What fusion tags do you offer and how do you choose?

We offer common tags like His-Tag and GST for purification, and solubility-enhancing tags like MBP (Maltose-Binding Protein) and SUMO. The choice depends on the protein’s native solubility, size, and the required final purity. We recommend tags that maximize soluble yield.

Can you clone multiple genes into a single vector?

Yes. We can design and clone multi-cistronic vectors (operons) where multiple genes are expressed under the control of a single promoter, or design compatible multi-plasmid systems for balanced co-expression.

How do you guarantee the sequence of the final plasmid?

After cloning, we perform Sanger sequencing across the entire gene insert, all junction sites (promoter/tag/gene/terminator), and critical vector elements to ensure 100% sequence accuracy before delivery.

How much does Metabolic Engineering services cost?
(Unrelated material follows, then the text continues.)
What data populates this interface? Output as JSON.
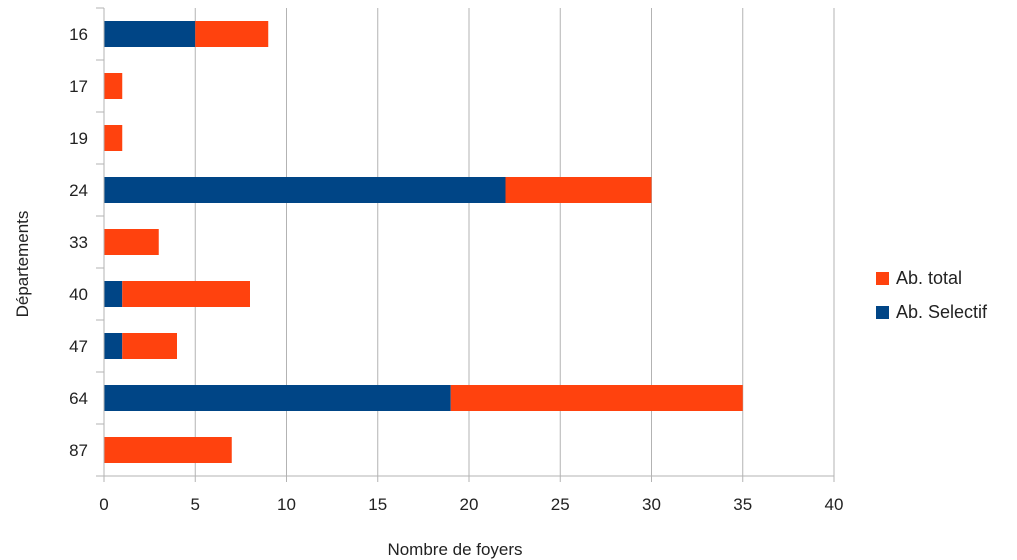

The cost of Metabolic Engineering services depends on the project scope, complexity of the target compound, the host organism chosen, and the required yield optimization. We provide customized quotes after a detailed discussion of your specific research objectives.

Do your engineered strains meet regulatory standards?

We adhere to high quality control standards in all strain construction and optimization processes. While we do not handle final regulatory approval, our detailed documentation and compliance with best laboratory practices ensure your engineered strains are prepared for necessary regulatory filings (e.g., GRAS, FDA).

What to look for when selecting the best gene editing service?

We provide various gene editing services such as CRISPR-sgRNA library generation, stable transformation cell line generation, gene knockout cell line generation, and gene point mutation cell line generation. Users are free to select the type of service that suits their research.

Does gene editing allow customisability?

Yes, we offer very customised gene editing solutions such as AAV vector capsid directed evolution, mRNA vector gene delivery, library creation, promoter evolution and screening, etc.

What is the process for keeping data private and confidential?

We adhere to the data privacy policy completely, and all customer data and experimental data are kept confidential.